Os riscos associados à elaboração de pareceres conflituantes em processo de negligência médica

A produção de prova é essencial num processo de negligência médica, especialmente quando se opta pela via penal (processo-crime). Com efeito, a obtenção de pareceres que concluam no sentido da violação das leges artis são essenciais para que se possa formar a convicção, no decisor do processo, da existência de negligência médica.

Dessa forma, quando múltiplos pareceres no processo-crime, cabe ao juiz do processo valorar o conteúdo dos mesmos, com vista à determinação se existem factos suficientes para condenar os arguidos ou, se tal não for possível, absolvê-los. Logo, a elaboração desses pareceres, seja no âmbito extrajudicial ou na pendência do processo-crime, deve ser acompanhada de todos os elementos factuais que os lesados possam carrear para o processo judicial, de forma a reduzir as possibilidades de discrepâncias ou conclusões distintas entre esses pareceres.

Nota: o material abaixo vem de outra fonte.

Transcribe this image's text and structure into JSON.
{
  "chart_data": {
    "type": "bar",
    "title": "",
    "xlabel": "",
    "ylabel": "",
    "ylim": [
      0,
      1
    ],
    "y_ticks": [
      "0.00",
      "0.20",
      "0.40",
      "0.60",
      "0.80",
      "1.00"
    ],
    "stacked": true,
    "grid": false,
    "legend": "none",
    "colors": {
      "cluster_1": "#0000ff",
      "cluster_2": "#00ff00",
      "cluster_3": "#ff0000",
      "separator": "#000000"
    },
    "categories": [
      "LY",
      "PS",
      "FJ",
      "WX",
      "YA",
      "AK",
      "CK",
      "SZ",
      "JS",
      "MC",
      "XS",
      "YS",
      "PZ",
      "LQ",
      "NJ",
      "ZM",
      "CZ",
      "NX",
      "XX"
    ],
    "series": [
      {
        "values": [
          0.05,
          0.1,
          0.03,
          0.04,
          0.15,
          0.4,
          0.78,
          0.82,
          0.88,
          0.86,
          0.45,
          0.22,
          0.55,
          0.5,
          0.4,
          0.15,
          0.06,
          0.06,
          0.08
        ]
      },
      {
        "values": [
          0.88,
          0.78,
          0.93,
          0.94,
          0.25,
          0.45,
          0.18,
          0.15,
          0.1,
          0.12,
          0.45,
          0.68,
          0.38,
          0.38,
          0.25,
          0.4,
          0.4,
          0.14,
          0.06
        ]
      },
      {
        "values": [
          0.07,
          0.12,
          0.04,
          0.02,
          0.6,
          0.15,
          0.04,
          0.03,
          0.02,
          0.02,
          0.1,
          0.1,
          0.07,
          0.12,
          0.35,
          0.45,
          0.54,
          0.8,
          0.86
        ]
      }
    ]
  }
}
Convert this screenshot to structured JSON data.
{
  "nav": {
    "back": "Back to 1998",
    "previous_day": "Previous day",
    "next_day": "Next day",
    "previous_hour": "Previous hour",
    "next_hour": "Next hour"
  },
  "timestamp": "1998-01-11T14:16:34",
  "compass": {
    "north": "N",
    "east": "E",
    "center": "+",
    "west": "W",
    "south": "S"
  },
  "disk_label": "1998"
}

Neste sentido, o Acórdão do Tribunal da Relação de Lisboa (Proc. 6281/21.9T9LSB.L1 – 5) muito recentemente publicado é claro ao determinar que “Discutindo-se a prática de um homicídio por negligência, p. e p. pelo artº 137º, nº 1, do Código Penal, os dois pareceres médico-legais juntos aos autos (um particular, junto pela assistente, outro com intervenção do Conselho Médico-legal do INMLCF), são os elementos fundamentais para se alicerçar uma convicção acerca da forte probabilidade ou possibilidade razoável de que os arguidos sejam responsáveis pelos factos que lhes são imputados pela assistente.” E conclui o mesmo aresto que “Se ambos os pareceres confluem no sentido da violação das leges artis, mas divergem porque o primeiro (de natureza particular) conclui pela existência de nexo de causalidade entre a violação das leges artis e a morte da vítima e o segundo (de natureza pública, da autoria de uma entidade com uma composição coletiva e particularmente qualificada), não estabelece esse nexo causal, não se pode concluir que existe uma probabilidade razoável de aos arguidos vir a ser aplicada, em julgamento, uma pena. As conclusões do parecer do Conselho Médico-Legal são de molde a suscitar, no mínimo, uma dúvida fundada sobre a existência de nexo causal, que a lei sempre mandaria resolver a favor dos arguidos”.

Desta forma, no momento da preparação da apresentação de ação judicial de natureza criminal, deve o denunciante obter um parecer extrajudicial que conclua pela existência de responsabilidade dos profissionais de saúde em causa. Este parecer deve, em acréscimo, ser disponibilizado aos peritos que, na pendência do processo judicial, vierem a efetuar novo parecer (designadamente os nomeados no âmbito do INML ou Ordem dos Médicos) para que seja possível reduzir as possibilidades de conclusões conflituantes. É que, no caso em que existam esses pareceres ambíguos ou com conclusões divergentes, aumentam as hipóteses de o juiz do processo-crime ter de decidir em favor dos arguidos, nomeadamente pela aplicação do princípio in dubio pro reo.